2018 has been a tough year for businesses as far as cybersecurity is concerned. While the first half kept most businesses busy with GDPR compliances, this year has witnessed a number of high-profile cyber attacks including Equifax, Deloitte, the notorious WannaCry ransomware attack and a bunch of attacks on government systems like the Emotet malware attack on Allentown City Council and SamSam ransomware attack on the Colorado Department of Transportation. Here are some top cybersecurity trends for the year ahead.
Cybersecurity Trends for the Year Ahead
Ransomware has been the new attention area for a number of cyber criminals. Ransomware is often easy and rewarding as it depends on negligent security practices on the part of the users. A large number of Internet users are not even aware about the best practices as far as security is concerned and this makes them easy targets for ransomware attacks. Cyber criminals will continue to leverage on ransomware for their paycheck in the year ahead as well. This year, we mostly saw ransomware attacks that affected individual users and demanded ransom individually too. Still, we cannot afford to miss the potential ransomware can have if executed at a damaging scale. Imaging ransomware taking down a local government's city operations like the power grid, or transport systems, etc. If the ransom is not paid on time, it can cause a damaging effect to the economy.
Smarter Attacks Powered by AI
AI/Machine Learning software has the aptitude to ‘learn’ from the consequences of former events to help forecast and classify cybersecurity threats. According to a 2018 report, AI is used by roughly 87% of US cybersecurity professionals. AI can act as a double-edged sword as hackers can leverage this to launch sophisticated attacks.
Politically Driven Attacks
The rise in cyber attacks goes beyond financials or business systems. This year has seen multiple attacks on local government and civil systems that can cause significant damage. These attacks go beyond financial interests and are politically driven. In the year ahead, attacks will be designed in ways to obtain intelligence to fulfill certain global political agenda and manipulate politics and governance at a global scale.
Growth of IDSaaS
By 2019, 40% of Identity of as a Service (IDaaS) implementations will replace on-premises identity and access management (IAM) implementations, up from 10% today.

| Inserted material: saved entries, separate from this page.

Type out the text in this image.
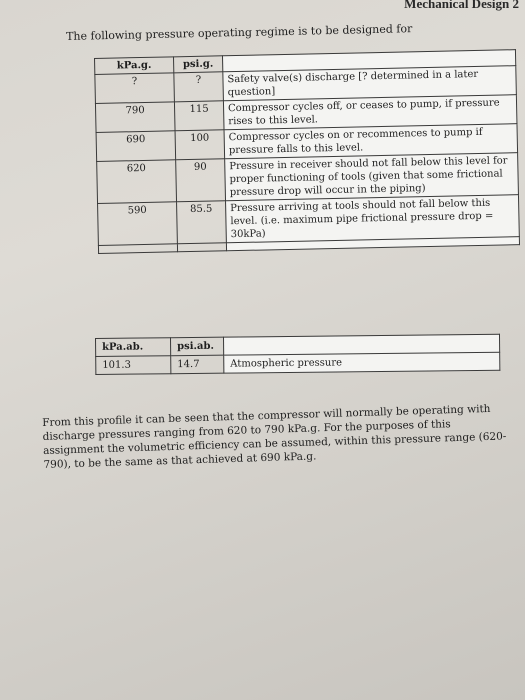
Mechanical Design 2
The following pressure operating regime is to be designed for
kPa.g.	psi.g.	
?	?	Safety valve(s) discharge [? determined in a later question]
790	115	Compressor cycles off, or ceases to pump, if pressure rises to this level.
690	100	Compressor cycles on or recommences to pump if pressure falls to this level.
620	90	Pressure in receiver should not fall below this level for proper functioning of tools (given that some frictional pressure drop will occur in the piping)
590	85.5	Pressure arriving at tools should not fall below this level. (i.e. maximum pipe frictional pressure drop = 30kPa)

kPa.ab.	psi.ab.	
101.3	14.7	Atmospheric pressure
From this profile it can be seen that the compressor will normally be operating with discharge pressures ranging from 620 to 790 kPa.g. For the purposes of this assignment the volumetric efficiency can be assumed, within this pressure range (620-790), to be the same as that achieved at 690 kPa.g.
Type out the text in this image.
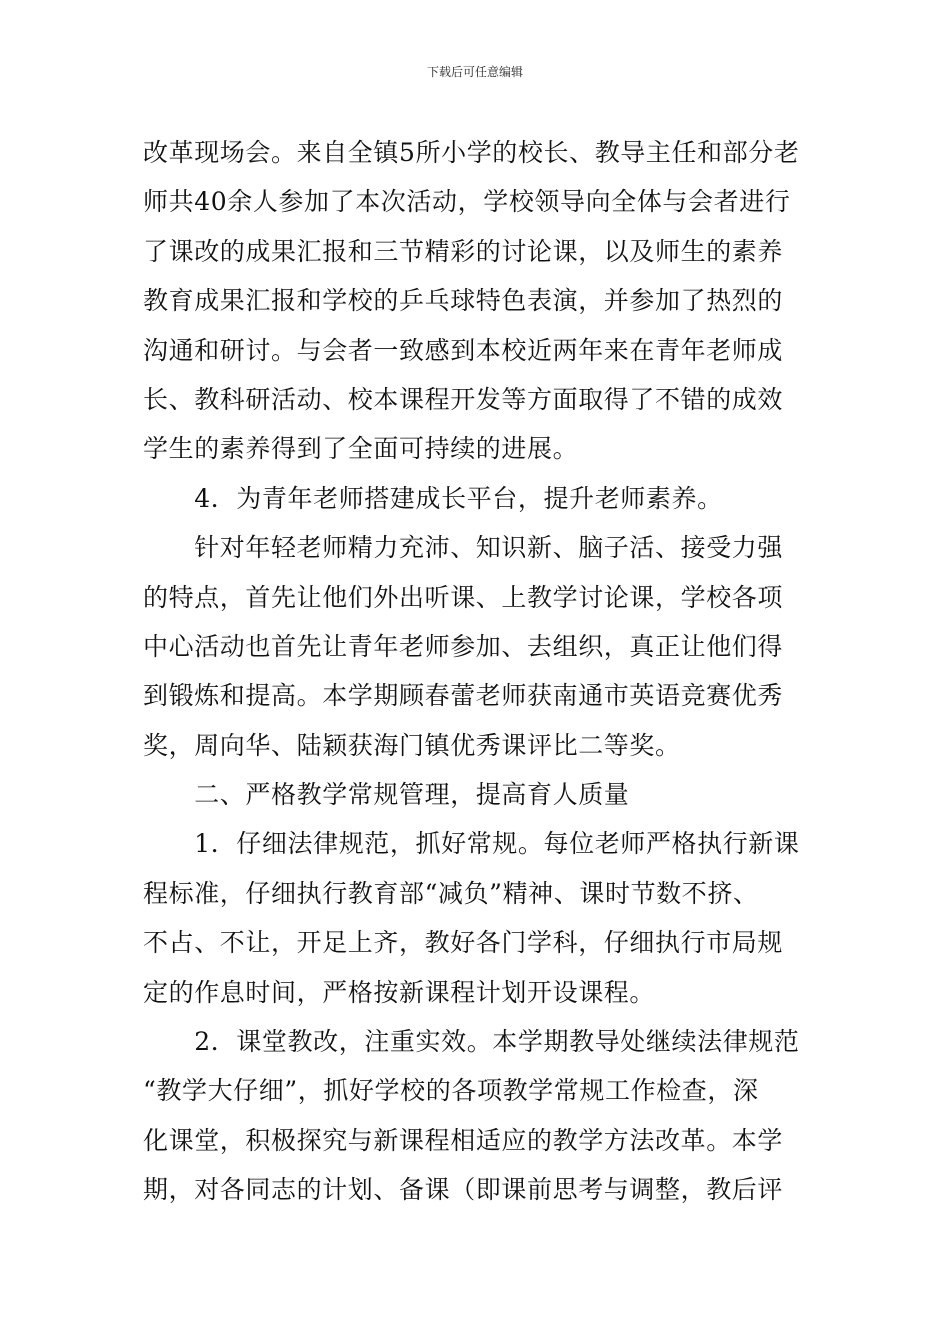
下载后可任意编辑
改革现场会。来自全镇5所小学的校长、教导主任和部分老
师共40余人参加了本次活动，学校领导向全体与会者进行
了课改的成果汇报和三节精彩的讨论课，以及师生的素养
教育成果汇报和学校的乒乓球特色表演，并参加了热烈的
沟通和研讨。与会者一致感到本校近两年来在青年老师成
长、教科研活动、校本课程开发等方面取得了不错的成效
学生的素养得到了全面可持续的进展。
　　4．为青年老师搭建成长平台，提升老师素养。
　　针对年轻老师精力充沛、知识新、脑子活、接受力强
的特点，首先让他们外出听课、上教学讨论课，学校各项
中心活动也首先让青年老师参加、去组织，真正让他们得
到锻炼和提高。本学期顾春蕾老师获南通市英语竞赛优秀
奖，周向华、陆颖获海门镇优秀课评比二等奖。
　　二、严格教学常规管理，提高育人质量
　　1．仔细法律规范，抓好常规。每位老师严格执行新课
程标准，仔细执行教育部“减负”精神、课时节数不挤、
不占、不让，开足上齐，教好各门学科，仔细执行市局规
定的作息时间，严格按新课程计划开设课程。
　　2．课堂教改，注重实效。本学期教导处继续法律规范
“教学大仔细”，抓好学校的各项教学常规工作检查，深
化课堂，积极探究与新课程相适应的教学方法改革。本学
期，对各同志的计划、备课（即课前思考与调整，教后评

Enough limitations have disappeared on IDaaS that companies should use IDaaS on small-scale projects. While a clash of regulations could derail the increased implementation, companies should adapt to current limitations and benefits.
IoT Security Will Continue to be a Concern
Everything from your laptop and your fridge to cars and wind turbines can be connected to the internet today. That’s a lot of endpoints to secure and a lot of new threats to identify. Many IoT security tools have emerged that help detect and prevent these unsuspecting endpoints from sharing data insecurely.
While some of the solutions work on the hardware side to monitor IoT sensors, others work on the software side with cloud application monitors that monitor threats on multiple devices. We've already seen cars and hospital systems get hacked this year and with the growth of IoT solutions, this will only increase if not addressed at the earliest.
The IoT security market is expected to grow from less than $2 billion to over $30 billion by 2022. Sadly, more than 50% of Internet of Things (IoT) device manufacturers will not be able to address threats from weak authentication practices.
By 2020, more than 25% of identified enterprise attacks will involve IoT, though IoT will account for only 10% of IT security budgets.
Use of Passwords and Tokens Will Reduce
By 2019, use of passwords and tokens in medium-risk use cases will drop 55%, due to the introduction of recognition technologies.
It's hard for passwords to disappear completely but that day is also not too fay away. As far as the coming year is concerned, more biometric methods of authentication will start becoming popularly adopted.
Exploits Will Continue to be Ones Already Known
Through 2020, 99% of vulnerabilities exploited will continue to be ones known by security and IT professionals for at least one year.
Companies should stay focused on fixing the vulnerabilities they know exist. While these vulnerabilities are easy to ignore, they're also easier and more inexpensive to fix than to mitigate.